In Iron Man 2 Tony gets palladium poisoning and needs to find a replacement element for his arc reactor.

Realistic because:
  • Palladium poisoning actually occurs
  • Old fusion reactor designs did often use palladium
Unrealistic because:
  • Present fusion reactor designs do not use much palladium
  • The symptoms of palladium poisoning are a little different than exhibited in the movie. While difficulty breathing, wheezing, and a cough are all symptoms the raised veins or raised dark lines on Tony's skin are not how it manifests. It typically looks like a bad red rash, with hives all over the skin.
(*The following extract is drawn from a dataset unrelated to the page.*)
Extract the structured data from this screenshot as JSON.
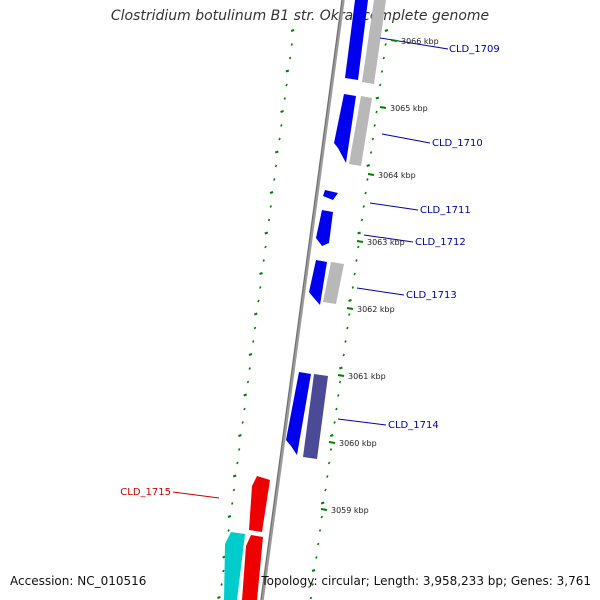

Creating New Elements with Particle Beams

In Iron Man 2 when the palladium poisoning begins to compromise Tony’s health, he searches for an element that can take its place in the arc reactor.

Realistic because:
  • It is possible for Tony Stark to discover a new element by using a particle beam. This is how many man-made elements were discovered.
  • There could theoretically be an “island of stability” of elements heavier than presently known, though it is unlikely. Most heavy elements are very unstable, decaying to other elements almost instantly.
Unrealistic because:
  • It’s unlikely that there is a stable element with mass larger than those that have currently been discovered. If he were to synthesize a new element by bombarding a material with a particle beam then it is almost guaranteed to be extremely unstable, meaning that by the time he could check to see what it is it would have decayed to another element.
  • The particle beam would almost certainly not be visible, like it is in the movie.
  • The beam would not cut through the materials in his lab. The density of particles in the beam would not be great enough to cut through the metal structures in his lab. Particle beams aim to have the particles in the beam absorbed by the nucleus of the targeted material so as to create new elements, or to understand known elements.
Other good blogs about the physics behind Iron Man:


  1. u r missing very important point here.
    in the first movie, tony stark uses palladium from the missiles,(remember the scene when he ask that doctor to disassemble other missiles) and not some hydrogen isotopes like u mentioned above.
    i am not a physicist, but tony has a AI enable supercomputer at his disposal (jarvis) who is continuously analyzing his experiments in real time, but still i agree that making a new element cud not be that easy...

  2. Right, he did use palladium, which has been considered as a possible source for cold fusion because of its large neutron cross section and decay properties. It's still not actually a feasible method of energy production.